Protesters leave Paraguay's Congress in flames after the Senate held a secret vote there to change the constitution allowing President Cartes to run for re-election.
Enraged protesters have stormed Paraguay’s congress leaving it in flames after the Senate secretly voted on a constitutional amendment to allow President Horacio Cartes to run for re-election.
The proposal was to go to the House, where it appeared to have strong support. The chamber’s President Hugo Velazquez said that a vote, expected to take place early on Saturday, was called off until the situation calmed down. “I call for calm,” Velazquez said. “Tomorrow we will not take any decision; we will not hold a session.”
Several Latin American countries, including Paraguay, Peru and Chile, prevent presidents from running for consecutive terms in a region where the memories of military dictatorships remain all too vivid.
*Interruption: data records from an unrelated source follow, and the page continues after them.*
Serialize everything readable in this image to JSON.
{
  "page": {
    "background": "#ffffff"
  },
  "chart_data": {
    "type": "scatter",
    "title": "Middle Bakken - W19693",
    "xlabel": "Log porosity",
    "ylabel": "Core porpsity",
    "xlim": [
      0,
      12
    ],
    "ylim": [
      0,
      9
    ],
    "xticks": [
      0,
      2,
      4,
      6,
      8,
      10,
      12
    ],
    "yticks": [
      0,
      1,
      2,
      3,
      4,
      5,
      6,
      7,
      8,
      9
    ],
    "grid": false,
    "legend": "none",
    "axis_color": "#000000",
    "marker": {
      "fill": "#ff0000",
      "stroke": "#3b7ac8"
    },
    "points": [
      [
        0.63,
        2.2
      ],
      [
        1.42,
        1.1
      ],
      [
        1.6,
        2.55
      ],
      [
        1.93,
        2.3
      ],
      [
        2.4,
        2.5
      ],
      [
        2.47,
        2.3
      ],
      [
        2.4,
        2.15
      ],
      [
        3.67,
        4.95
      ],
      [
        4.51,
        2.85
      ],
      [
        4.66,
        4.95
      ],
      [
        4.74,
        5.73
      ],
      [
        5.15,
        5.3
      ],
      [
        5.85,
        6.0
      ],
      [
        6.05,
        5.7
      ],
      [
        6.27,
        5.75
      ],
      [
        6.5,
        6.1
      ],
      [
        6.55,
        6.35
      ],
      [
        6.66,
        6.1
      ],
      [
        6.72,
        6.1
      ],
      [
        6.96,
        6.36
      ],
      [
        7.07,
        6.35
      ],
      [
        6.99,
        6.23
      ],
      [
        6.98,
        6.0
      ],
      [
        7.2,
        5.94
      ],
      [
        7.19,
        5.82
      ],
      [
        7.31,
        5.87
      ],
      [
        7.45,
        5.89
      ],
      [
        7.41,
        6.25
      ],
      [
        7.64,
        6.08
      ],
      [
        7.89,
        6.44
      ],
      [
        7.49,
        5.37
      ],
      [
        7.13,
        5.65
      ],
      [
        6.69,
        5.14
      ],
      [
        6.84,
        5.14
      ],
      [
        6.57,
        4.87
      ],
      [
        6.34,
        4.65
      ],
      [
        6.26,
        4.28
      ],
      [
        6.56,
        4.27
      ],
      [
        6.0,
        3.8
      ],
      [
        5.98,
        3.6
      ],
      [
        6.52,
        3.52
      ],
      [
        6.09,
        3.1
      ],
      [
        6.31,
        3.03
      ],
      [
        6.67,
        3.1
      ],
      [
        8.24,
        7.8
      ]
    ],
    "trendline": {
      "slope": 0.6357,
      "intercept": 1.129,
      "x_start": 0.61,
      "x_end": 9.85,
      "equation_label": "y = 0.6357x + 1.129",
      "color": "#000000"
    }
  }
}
Senator Desiree Masi from the opposition Progressive Democratic Party reportedly called the vote a ‘coup’ and invited citizens to join her in resisting it.
Violent confrontations ensued. They escalated for hours as riot police responded with tear gas and rubber bullets. Several people were inside the congress building as the fire took hold and a number of politicians, police and journalists were injured. The exact number of casualties is still unknown.
Senator Carlos Filizzola scrambled to defend the Secret ballot saying:
“Nothing was done outside of the framework of the constitution. I repeat, the session that we had today with the 25 senators was all done within the law, complying with regulations.”
The secret session – held in a locked office in congress rather than on the senate floor – included 25 Senators out of 45. That is just enough votes for it to pass to the House.
Opponents of the measure, who claim it would weaken Paraguay’s democratic institutions, say the vote was illegal.